Bei strahlendem Sonnenschein und drückender Hitze hat das Erfurter Krämerbrückenfest an diesem Wochenende nach Angaben der Stadt rund 170.000 Besucher angelockt. Drei Tage lang verwandelte sich die Altstadt in eine große Bühne für Musik, Kunst, Theater und mittelalterliches Treiben. Am Sonntag endete das traditionsreiche Stadtfest.
Im Mittelpunkt des Festwochenendes stand erneut die Krämerbrücke als Wahrzeichen der Stadt. Die Straßenbrücke über den Fluss Gera gilt mit etwa 120 Metern Länge als längste, durchgehend mit Häusern bebaute und bewohnte Brücke Europas. Das Krämerbrückenfest gilt als Thüringens größtes Altstadtfest mit viel Trubel, Musik, Freiluftkonzerten und Feuerwerk.
Luftige Premiere und mehr als 150 Programmpunkte
In diesem Jahr wurden auf acht Bühnen und an zahlreichen Veranstaltungsorten mehr als 150 Programmpunkte angeboten. Im Mittelpunkt standen erneut vor allem regionale Künstlerinnen und Künstler.
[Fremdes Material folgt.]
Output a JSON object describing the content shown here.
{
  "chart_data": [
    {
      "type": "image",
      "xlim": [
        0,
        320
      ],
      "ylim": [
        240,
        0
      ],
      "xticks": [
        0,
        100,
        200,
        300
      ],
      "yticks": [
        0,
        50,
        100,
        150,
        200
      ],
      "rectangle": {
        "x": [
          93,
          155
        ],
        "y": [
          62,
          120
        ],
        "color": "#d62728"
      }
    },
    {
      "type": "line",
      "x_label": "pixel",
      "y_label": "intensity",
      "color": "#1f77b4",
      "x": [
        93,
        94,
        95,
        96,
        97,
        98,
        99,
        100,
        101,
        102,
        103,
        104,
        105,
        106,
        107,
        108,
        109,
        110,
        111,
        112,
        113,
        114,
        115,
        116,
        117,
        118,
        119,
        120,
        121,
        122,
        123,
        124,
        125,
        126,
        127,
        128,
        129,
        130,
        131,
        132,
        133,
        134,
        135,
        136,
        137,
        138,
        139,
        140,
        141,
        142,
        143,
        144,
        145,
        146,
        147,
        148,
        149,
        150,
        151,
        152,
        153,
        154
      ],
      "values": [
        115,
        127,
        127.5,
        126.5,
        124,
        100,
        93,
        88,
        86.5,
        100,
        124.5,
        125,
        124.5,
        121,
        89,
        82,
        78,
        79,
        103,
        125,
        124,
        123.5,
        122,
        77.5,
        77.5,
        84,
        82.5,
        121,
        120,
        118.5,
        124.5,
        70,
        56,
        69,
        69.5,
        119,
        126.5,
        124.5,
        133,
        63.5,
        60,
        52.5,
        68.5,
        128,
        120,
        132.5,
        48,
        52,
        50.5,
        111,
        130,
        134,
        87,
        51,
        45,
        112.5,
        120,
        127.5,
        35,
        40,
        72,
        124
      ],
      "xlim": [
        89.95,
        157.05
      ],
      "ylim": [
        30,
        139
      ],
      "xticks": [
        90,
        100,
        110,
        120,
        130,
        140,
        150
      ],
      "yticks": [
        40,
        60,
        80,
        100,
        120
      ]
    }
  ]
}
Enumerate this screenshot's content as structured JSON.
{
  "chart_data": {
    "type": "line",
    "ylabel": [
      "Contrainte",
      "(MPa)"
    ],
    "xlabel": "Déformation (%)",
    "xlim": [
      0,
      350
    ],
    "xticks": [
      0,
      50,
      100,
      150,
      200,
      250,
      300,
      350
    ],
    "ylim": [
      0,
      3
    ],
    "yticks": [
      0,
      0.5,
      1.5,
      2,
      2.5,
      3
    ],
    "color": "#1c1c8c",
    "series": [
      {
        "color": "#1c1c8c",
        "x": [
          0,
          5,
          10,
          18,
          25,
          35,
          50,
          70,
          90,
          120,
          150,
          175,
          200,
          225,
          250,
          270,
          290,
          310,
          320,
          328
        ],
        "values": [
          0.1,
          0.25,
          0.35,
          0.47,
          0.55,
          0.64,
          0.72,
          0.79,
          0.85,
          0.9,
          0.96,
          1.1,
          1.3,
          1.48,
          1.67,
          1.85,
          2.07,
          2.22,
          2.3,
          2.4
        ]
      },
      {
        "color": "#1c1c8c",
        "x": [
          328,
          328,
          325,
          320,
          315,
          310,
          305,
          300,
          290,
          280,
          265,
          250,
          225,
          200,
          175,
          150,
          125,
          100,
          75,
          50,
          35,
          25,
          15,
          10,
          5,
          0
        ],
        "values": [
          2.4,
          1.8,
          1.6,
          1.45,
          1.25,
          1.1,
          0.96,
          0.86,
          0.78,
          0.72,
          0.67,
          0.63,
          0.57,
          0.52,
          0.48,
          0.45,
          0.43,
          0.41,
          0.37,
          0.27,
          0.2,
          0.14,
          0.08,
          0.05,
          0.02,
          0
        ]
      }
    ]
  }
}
Aber auch Auftritt von nationalen und internationalen Gästen wie den deutschen Popmusiker Kamrad, den Singer-Songwriter Joris und den Sänger Lou Bega gehörten zum Programm.
Den besten Ausblick auf das Krämerbrückenfest hatten die Besucher beim erstmalig angebotenen «Dinner in the Sky» auf dem Domplatz: Auf einer an einem Kran schwebenden Plattform in 50 Metern Höhe konnten sie die Konzerte und die Feststimmung aus luftiger Höhe erleben und einzigartige Fotos schießen.
Bereits jetzt richtet sich der Blick auf das kommende Jahr: 2027 feiert das Krämerbrückenfest sein 50-jähriges Bestehen. Die Vorbereitungen für das Jubiläum liefen bereits, hieß es von der Stadt weiter.